Pioneiro em transplantes cardíacos no Rio Grande do Sul e referência em cirurgia cardiovascular em toda a América Latina, Ivo Abrahão Nesralla morreu aos 82 anos nesta quarta-feira (16), em Porto Alegre, de parada cardíaca. Ele estava em casa e chegou a ser socorrido ao Hospital Moinhos de Vento, mas faleceu às 10h30min.
Nesralla foi autoridade em áreas que lidam com o coração de formas diferentes. Além de ter sido fundador, cirurgião e presidente do Instituto de Cardiologia - Fundação Universitária de Cardiologia (IC-FUC), também presidiu a Bienal de Artes Visuais do Mercosul por quatro anos e a Orquestra Sinfônica de Porto Alegre (Ospa) durante 23 anos.
O porto-alegrense levava a paixão por música clássica para dentro da sala de cirurgia: escutava Johann Sebastian Bach em uma fita cassete enquanto operava corações no número 395 da Avenida Princesa Isabel. Embalado pelas sinfonias do compositor alemão, acabou responsável por uma nova era de transplantes cardíacos no país.

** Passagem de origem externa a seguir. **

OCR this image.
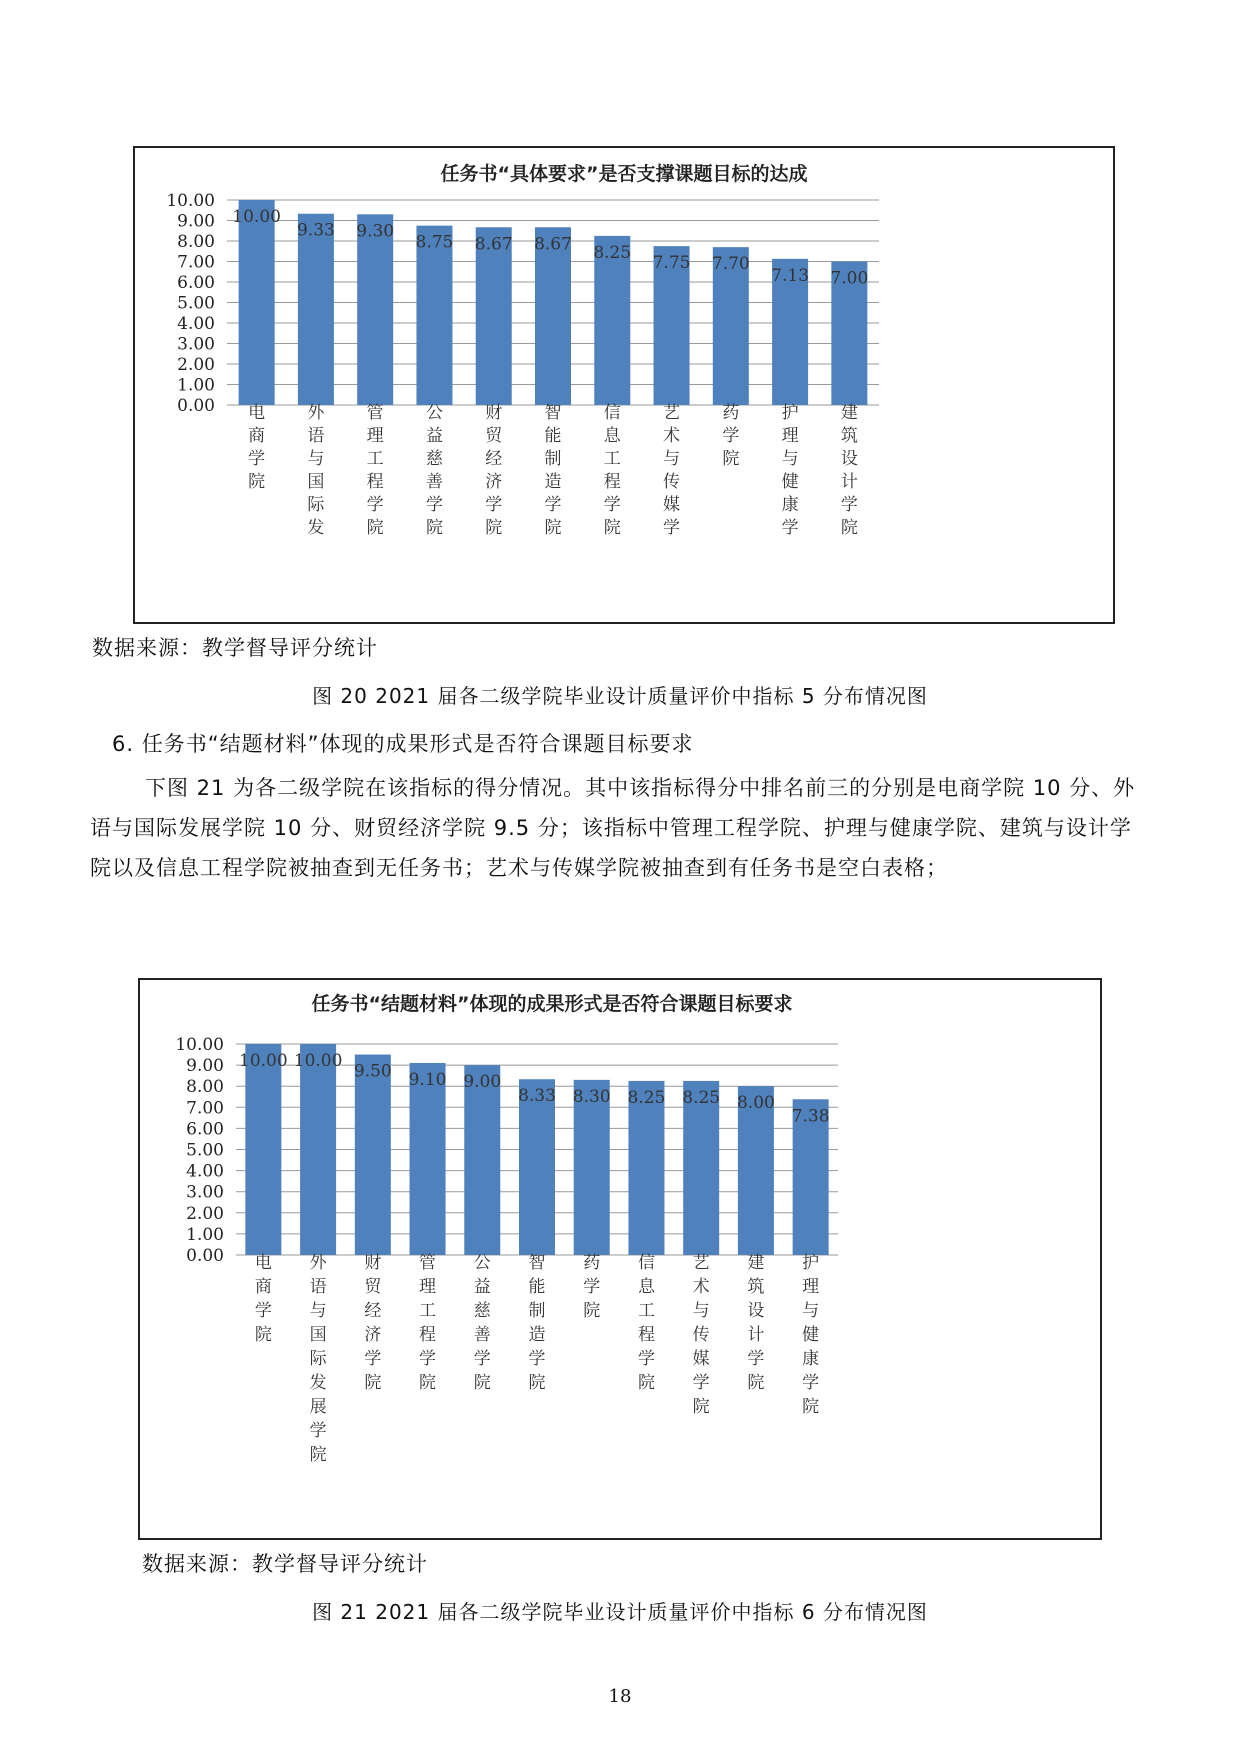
任务书“具体要求”是否支撑课题目标的达成
0.00
1.00
2.00
3.00
4.00
5.00
6.00
7.00
8.00
9.00
10.00
10.00
电
商
学
院
9.33
外
语
与
国
际
发
9.30
管
理
工
程
学
院
8.75
公
益
慈
善
学
院
8.67
财
贸
经
济
学
院
8.67
智
能
制
造
学
院
8.25
信
息
工
程
学
院
7.75
艺
术
与
传
媒
学
7.70
药
学
院
7.13
护
理
与
健
康
学
7.00
建
筑
设
计
学
院
数据来源：教学督导评分统计
图 20 2021 届各二级学院毕业设计质量评价中指标 5 分布情况图
6. 任务书“结题材料”体现的成果形式是否符合课题目标要求

下图 21 为各二级学院在该指标的得分情况。其中该指标得分中排名前三的分别是电商学院 10 分、外语与国际发展学院 10 分、财贸经济学院 9.5 分；该指标中管理工程学院、护理与健康学院、建筑与设计学院以及信息工程学院被抽查到无任务书；艺术与传媒学院被抽查到有任务书是空白表格；

任务书“结题材料”体现的成果形式是否符合课题目标要求
0.00
1.00
2.00
3.00
4.00
5.00
6.00
7.00
8.00
9.00
10.00
10.00
电
商
学
院
10.00
外
语
与
国
际
发
展
学
院
9.50
财
贸
经
济
学
院
9.10
管
理
工
程
学
院
9.00
公
益
慈
善
学
院
8.33
智
能
制
造
学
院
8.30
药
学
院
8.25
信
息
工
程
学
院
8.25
艺
术
与
传
媒
学
院
8.00
建
筑
设
计
学
院
7.38
护
理
与
健
康
学
院
数据来源：教学督导评分统计
图 21 2021 届各二级学院毕业设计质量评价中指标 6 分布情况图
18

Foi Nesralla quem retomou esse tipo de cirurgia no Brasil — houve uma pausa no procedimento em razão de problemas da rejeição do órgão. Fez o primeiro transplante de coração no Rio Grande do Sul, em 1984, o quarto do Brasil. O cirurgião cardiovascular Paulo Prates, 80 anos, estava com ele.
— Ele foi um pioneiro em tudo, e em uma época muito difícil. O que mais me impressionava era o espírito corajoso: a verdadeira coragem de quem tem medos e enfrenta eles — destaca.

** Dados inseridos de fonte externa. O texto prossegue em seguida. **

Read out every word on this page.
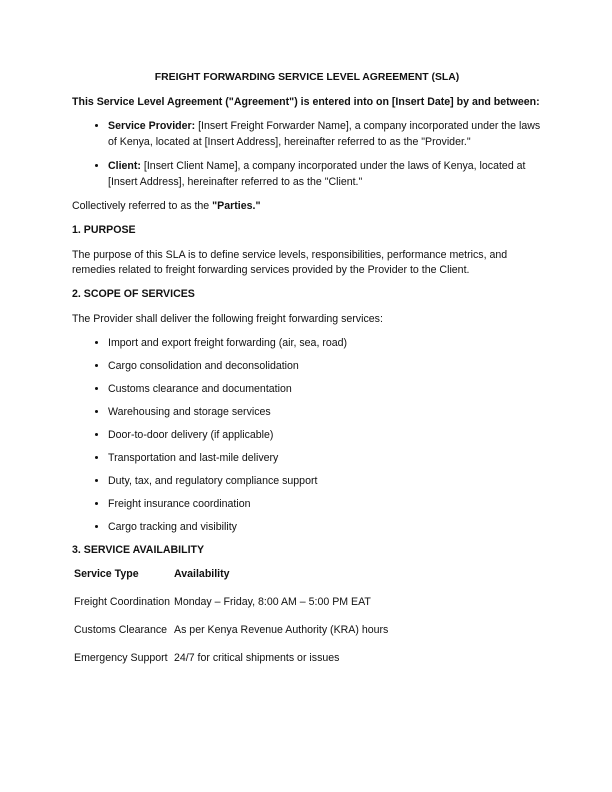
FREIGHT FORWARDING SERVICE LEVEL AGREEMENT (SLA)
This Service Level Agreement ("Agreement") is entered into on [Insert Date] by and between:
• Service Provider: [Insert Freight Forwarder Name], a company incorporated under the laws of Kenya, located at [Insert Address], hereinafter referred to as the "Provider."
• Client: [Insert Client Name], a company incorporated under the laws of Kenya, located at [Insert Address], hereinafter referred to as the "Client."

Collectively referred to as the "Parties."

1. PURPOSE

The purpose of this SLA is to define service levels, responsibilities, performance metrics, and remedies related to freight forwarding services provided by the Provider to the Client.

2. SCOPE OF SERVICES

The Provider shall deliver the following freight forwarding services:

• Import and export freight forwarding (air, sea, road)
• Cargo consolidation and deconsolidation
• Customs clearance and documentation
• Warehousing and storage services
• Door-to-door delivery (if applicable)
• Transportation and last-mile delivery
• Duty, tax, and regulatory compliance support
• Freight insurance coordination
• Cargo tracking and visibility
3. SERVICE AVAILABILITY
Service Type	Availability
Freight Coordination	Monday – Friday, 8:00 AM – 5:00 PM EAT
Customs Clearance	As per Kenya Revenue Authority (KRA) hours
Emergency Support	24/7 for critical shipments or issues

Formado em 1962 pela Universidade Federal do Rio Grande do Sul (UFRGS), Nesralla fez, oito anos depois, a primeira operação de ponte de safena no Estado. Foi também uma das primeiras no Brasil.
Em 1973, empregou pela primeira vez no país a técnica da hipotermia profunda para cirurgias cardíacas, e implantou o primeiro coração artificial na América Latina em 1999. No ano seguinte, realizou a primeira cirurgia robótica cardíaca da América Latina.

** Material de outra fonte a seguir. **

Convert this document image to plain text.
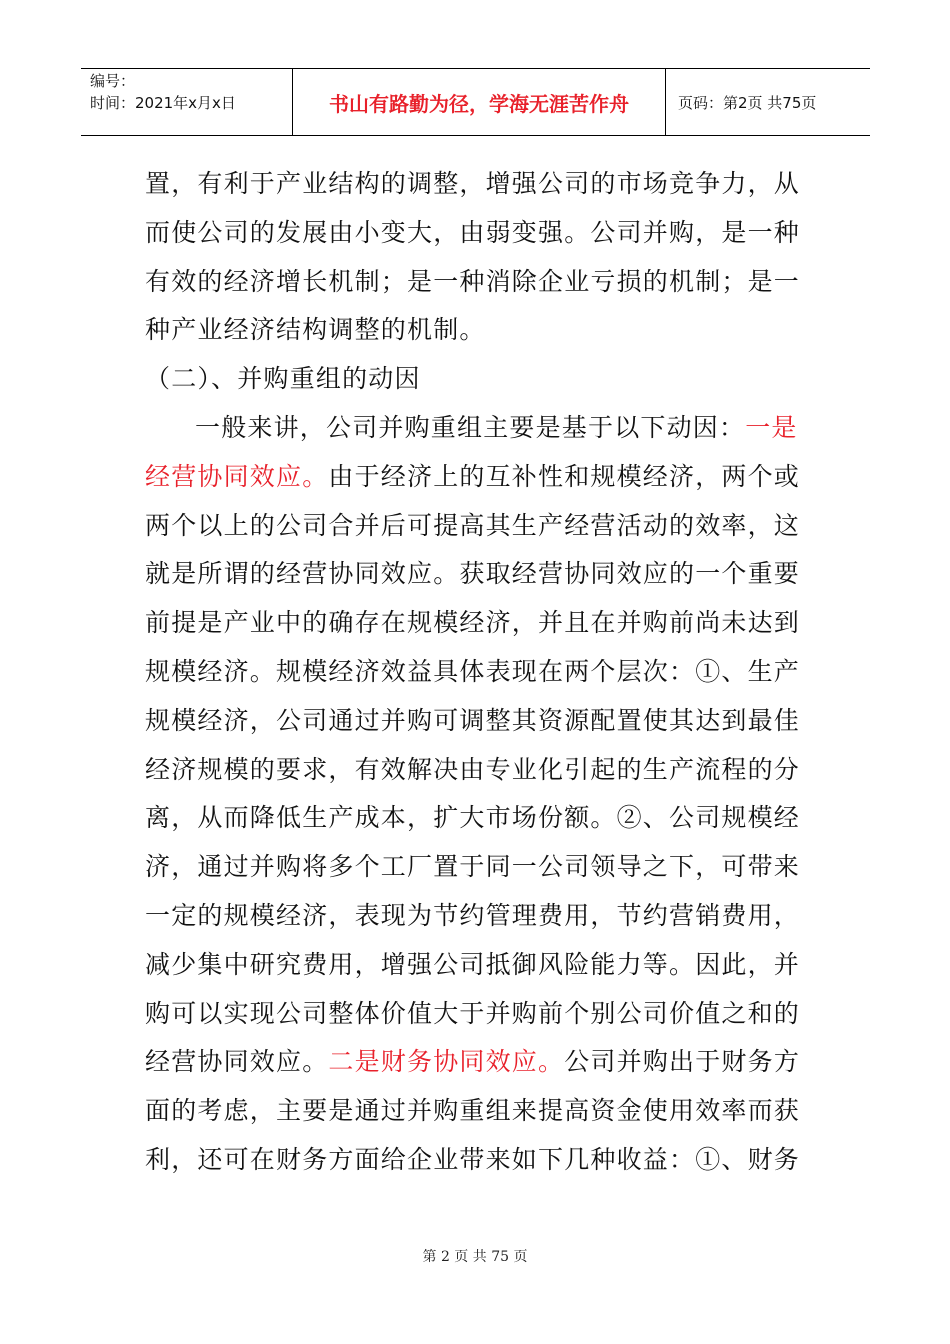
编号：
时间：2021年x月x日	书山有路勤为径，学海无涯苦作舟	页码：第2页 共75页
置，有利于产业结构的调整，增强公司的市场竞争力，从
而使公司的发展由小变大，由弱变强。公司并购，是一种
有效的经济增长机制；是一种消除企业亏损的机制；是一
种产业经济结构调整的机制。
（二）、并购重组的动因
一般来讲，公司并购重组主要是基于以下动因：一是
经营协同效应。由于经济上的互补性和规模经济，两个或
两个以上的公司合并后可提高其生产经营活动的效率，这
就是所谓的经营协同效应。获取经营协同效应的一个重要
前提是产业中的确存在规模经济，并且在并购前尚未达到
规模经济。规模经济效益具体表现在两个层次：①、生产
规模经济，公司通过并购可调整其资源配置使其达到最佳
经济规模的要求，有效解决由专业化引起的生产流程的分
离，从而降低生产成本，扩大市场份额。②、公司规模经
济，通过并购将多个工厂置于同一公司领导之下，可带来
一定的规模经济，表现为节约管理费用，节约营销费用，
减少集中研究费用，增强公司抵御风险能力等。因此，并
购可以实现公司整体价值大于并购前个别公司价值之和的
经营协同效应。二是财务协同效应。公司并购出于财务方
面的考虑，主要是通过并购重组来提高资金使用效率而获
利，还可在财务方面给企业带来如下几种收益：①、财务
第 2 页 共 75 页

Chamado de "professor" até por colegas, ele foi docente titular de cirurgia cardíaca da UFRGS. Foi também membro titular das academias Sul-Riograndense e Nacional de Medicina. Nesralla recebeu a Comenda da Ordem do Mérito Cultural das mãos do então presidente da República, Fernando Henrique Cardoso, em 2001, e, em 2015, a Medalha do Mérito Farroupilha, distinção máxima da Assembleia Legislativa gaúcha.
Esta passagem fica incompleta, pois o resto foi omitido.